Изменить стиль страницы

Когда лодка с дедовым батиком подчалила к дощатым мосткам, с которых заимские бабы черпали воду, по небу уже рассыпались белые искры — звездочки среди еще белесого, но уже мутнеющего вечного моря; по тихим его водам и уплывала на незримой лодке стариковская душа; иные звездочки срывались, опадали, точно прибитые морозом бледные ягоды, и одна из них, как почудилось Спиридону, погасла над самой заимкой. Вот и закатилась дедова звездочка, вот и не стало вековечного рыбака, правнука архангельского мужика, в пору великого раскола прикочевавшего сюда со своей суровой старой верой и срубившего на озерище некорыстное зимовье.

На берег прибежал чуть ли не весь заимский народ, молча вглядываясь в причаленную лодку. Тетка Матрена, хлюпая носом, утирая мокрые глаза углом запана, снова да ладом поминала:

— Днем, это, еще так бравенько с им сидели на солнушке, судачили. И в уме, и в памяти был. Гляжу, вроде, одыбал старик…

Кинувшись к лодке, заголосила Спиридонова хозяйка, за ней подхватились и другие, и лишь мужики стояли молча, пристально вглядываясь в зачужевшее, заостренное, восковое лицо древнего рыбака.

* * *

Разбежались Тоська с Кольшей зад об зад и кто дальше улетит; парень ударился в гульбу, а где гульба там и драки с поножовщиной.

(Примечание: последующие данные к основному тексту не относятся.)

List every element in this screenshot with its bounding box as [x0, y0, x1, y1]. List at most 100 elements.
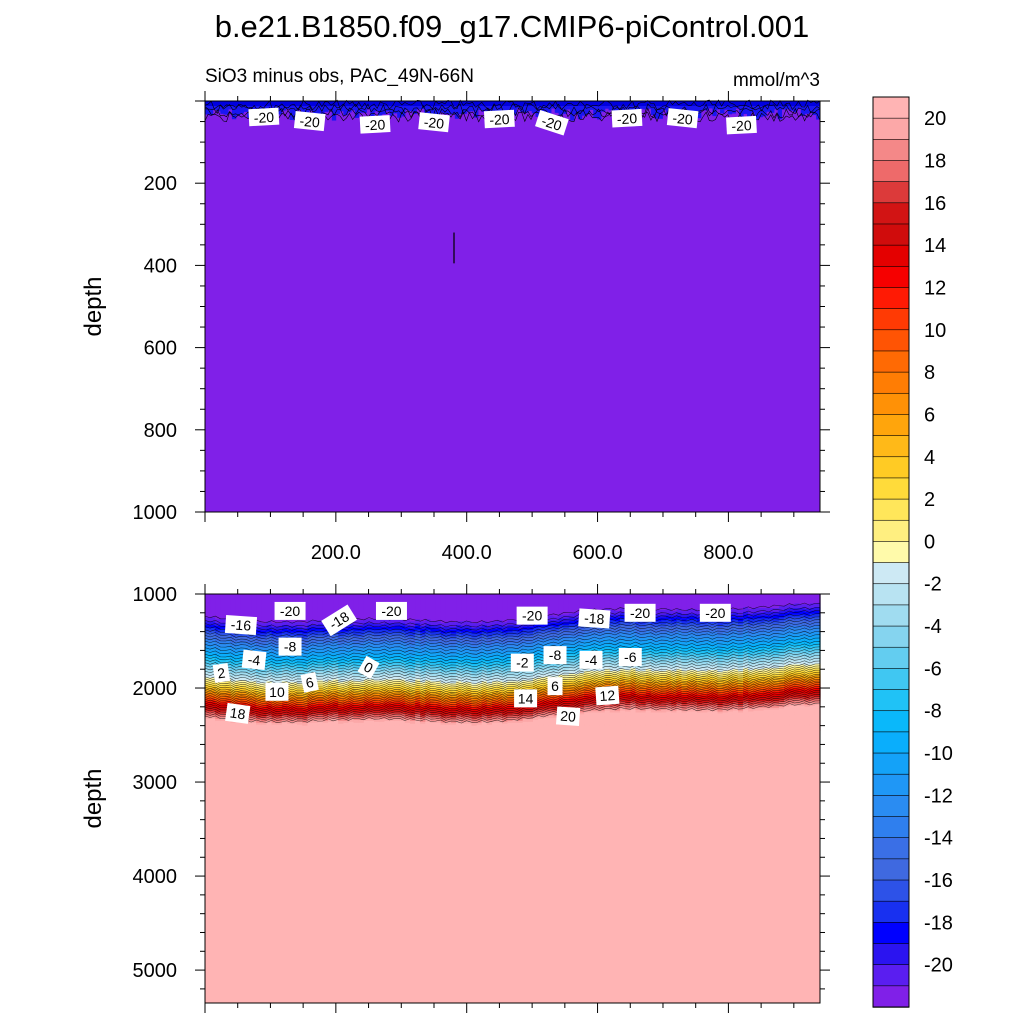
colorbar-tick-label: -10 [924, 743, 953, 765]
y-tick-label: 4000 [133, 866, 178, 888]
x-tick-label: 400.0 [442, 542, 492, 564]
colorbar-bin [873, 922, 909, 944]
contour-label: -20 [517, 607, 548, 625]
colorbar-tick-label: -2 [924, 574, 942, 596]
colorbar-tick-label: -12 [924, 785, 953, 807]
contour-label: -8 [279, 638, 302, 656]
y-tick-label: 1000 [133, 584, 178, 606]
colorbar-bin [873, 414, 909, 436]
colorbar-bin [873, 817, 909, 839]
colorbar-bin [873, 711, 909, 733]
contour-label: -20 [360, 115, 391, 134]
contour-label: -4 [242, 650, 267, 670]
contour-label: 18 [225, 703, 250, 724]
colorbar-bin [873, 203, 909, 225]
contour-label: -18 [578, 608, 610, 628]
colorbar-bin [873, 584, 909, 606]
contour-label: 6 [548, 677, 563, 695]
lower-panel: -20-18-20-20-18-20-20-16-8-42610180-2-8-… [80, 584, 830, 1013]
contour-label: -20 [275, 602, 306, 620]
units-label: mmol/m^3 [733, 70, 820, 91]
y-tick-label: 400 [144, 255, 177, 277]
colorbar-tick-label: -14 [924, 828, 953, 850]
colorbar: 20181614121086420-2-4-6-8-10-12-14-16-18… [873, 97, 953, 1007]
colorbar-bin [873, 732, 909, 754]
x-tick-label: 600.0 [573, 542, 623, 564]
contour-label: -16 [225, 615, 257, 635]
contour-label: -20 [612, 109, 643, 128]
colorbar-bin [873, 351, 909, 373]
x-tick-label: 800.0 [703, 542, 753, 564]
contour-label: -6 [619, 648, 642, 666]
colorbar-bin [873, 160, 909, 182]
colorbar-bin [873, 965, 909, 987]
colorbar-bin [873, 118, 909, 140]
contour-label: -20 [248, 108, 279, 127]
colorbar-bin [873, 668, 909, 690]
svg-text:-20: -20 [423, 114, 445, 132]
y-tick-label: 800 [144, 420, 177, 442]
colorbar-tick-label: -18 [924, 912, 953, 934]
colorbar-bin [873, 880, 909, 902]
svg-text:-20: -20 [253, 109, 274, 126]
colorbar-tick-label: 16 [924, 193, 946, 215]
colorbar-bin [873, 986, 909, 1008]
colorbar-bin [873, 372, 909, 394]
colorbar-bin [873, 478, 909, 500]
colorbar-bin [873, 605, 909, 627]
svg-text:-20: -20 [672, 110, 694, 128]
contour-label: 12 [595, 686, 619, 706]
colorbar-bin [873, 795, 909, 817]
contour-label: -20 [700, 604, 731, 622]
y-tick-label: 200 [144, 173, 177, 195]
contour-label: -20 [484, 110, 515, 129]
colorbar-bin [873, 944, 909, 966]
contour-label: -20 [667, 108, 699, 128]
colorbar-tick-label: 2 [924, 489, 935, 511]
colorbar-bin [873, 224, 909, 246]
lower-y-axis-label: depth [80, 768, 107, 828]
colorbar-tick-label: -8 [924, 701, 942, 723]
colorbar-bin [873, 393, 909, 415]
y-tick-label: 1000 [133, 502, 178, 524]
contour-label: -20 [376, 602, 407, 620]
figure-title: b.e21.B1850.f09_g17.CMIP6-piControl.001 [215, 9, 810, 44]
contour-label: 14 [514, 689, 537, 707]
colorbar-tick-label: 4 [924, 447, 935, 469]
contour-label: -4 [580, 651, 603, 669]
contour-label: -8 [544, 646, 567, 664]
colorbar-bin [873, 626, 909, 648]
colorbar-bin [873, 266, 909, 288]
colorbar-tick-label: 20 [924, 108, 946, 130]
colorbar-bin [873, 563, 909, 585]
colorbar-tick-label: -20 [924, 955, 953, 977]
contour-label: -20 [726, 116, 757, 135]
colorbar-bin [873, 436, 909, 458]
upper-field [205, 101, 820, 512]
colorbar-bin [873, 499, 909, 521]
colorbar-bin [873, 457, 909, 479]
y-tick-label: 3000 [133, 772, 178, 794]
contour-label: 20 [556, 706, 580, 726]
colorbar-bin [873, 753, 909, 775]
y-tick-label: 600 [144, 338, 177, 360]
colorbar-bin [873, 139, 909, 161]
svg-text:-20: -20 [489, 111, 510, 128]
colorbar-bin [873, 541, 909, 563]
colorbar-bin [873, 520, 909, 542]
svg-text:-20: -20 [365, 116, 386, 133]
colorbar-tick-label: 12 [924, 277, 946, 299]
colorbar-bin [873, 774, 909, 796]
colorbar-tick-label: 0 [924, 531, 935, 553]
colorbar-bin [873, 647, 909, 669]
colorbar-bin [873, 182, 909, 204]
colorbar-tick-label: -16 [924, 870, 953, 892]
colorbar-bin [873, 309, 909, 331]
colorbar-bin [873, 97, 909, 119]
panel-subtitle: SiO3 minus obs, PAC_49N-66N [205, 66, 474, 87]
svg-text:-20: -20 [731, 117, 752, 134]
colorbar-tick-label: 10 [924, 320, 946, 342]
y-tick-label: 2000 [133, 678, 178, 700]
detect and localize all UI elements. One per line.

И коротать бы тому век на тюремных нарах — не раз, спутанного по ногам и рукам, запихивали буйного в районную каталажку — да, слава богу, забрали во флот, который на диво всей заимки словно подменил Хаповского последыша — ушел варнак варнаком, по которому тюрьма горько плакала, а через три флотских зимы вернулся серьезным, круто замужичившим парнем. Погулять бы самое время с поспевшими деревенскими девахами, ан нет, заныла, затомила душу старая любовь, и опять с Тоськой схлестнулся, которая надеялась, ждала, отбиваясь от сватов да игривых заимских рыбаков. Может, и слепились бы — уж и теплое гнездо свили в районном селе, уж и Тоська от хаповского парня брюхо нагуляла — но не зажился яравнинский рыбак, загинул, и уже не ведал, что Тоська нарекла сына в честь старика Жданом — исполнила наказ деда Хапа.

Недолго после старика зажилась и прибрежная заимка Яравна; рыбалку наполовину сократили, потому что обезрыбело озеро, и рыбацкие семьи укочевали по деревням и селам. Теперь, когда минуло тридцать с гаком, даже бугорки от бывших изб и бараков затянулись сбежавшим с хребта звонколистым березнячком и осиничком, сиренево украсились чащобами иван-чая. Сгнили, завалились кресты на могилках, и Спиридон Хапов, укочевавший на другое озеро, малое, непромысловое, с трудом нашел после долгой отлучки дедов бугорок — благо, что хоть мета припомнилась верная: торчащий искрошенным старческим зубом, срезанный молнией дородный листвяк — с давно уж облезлой шкурой, выдубленный и выбеленный на озерных ветрах.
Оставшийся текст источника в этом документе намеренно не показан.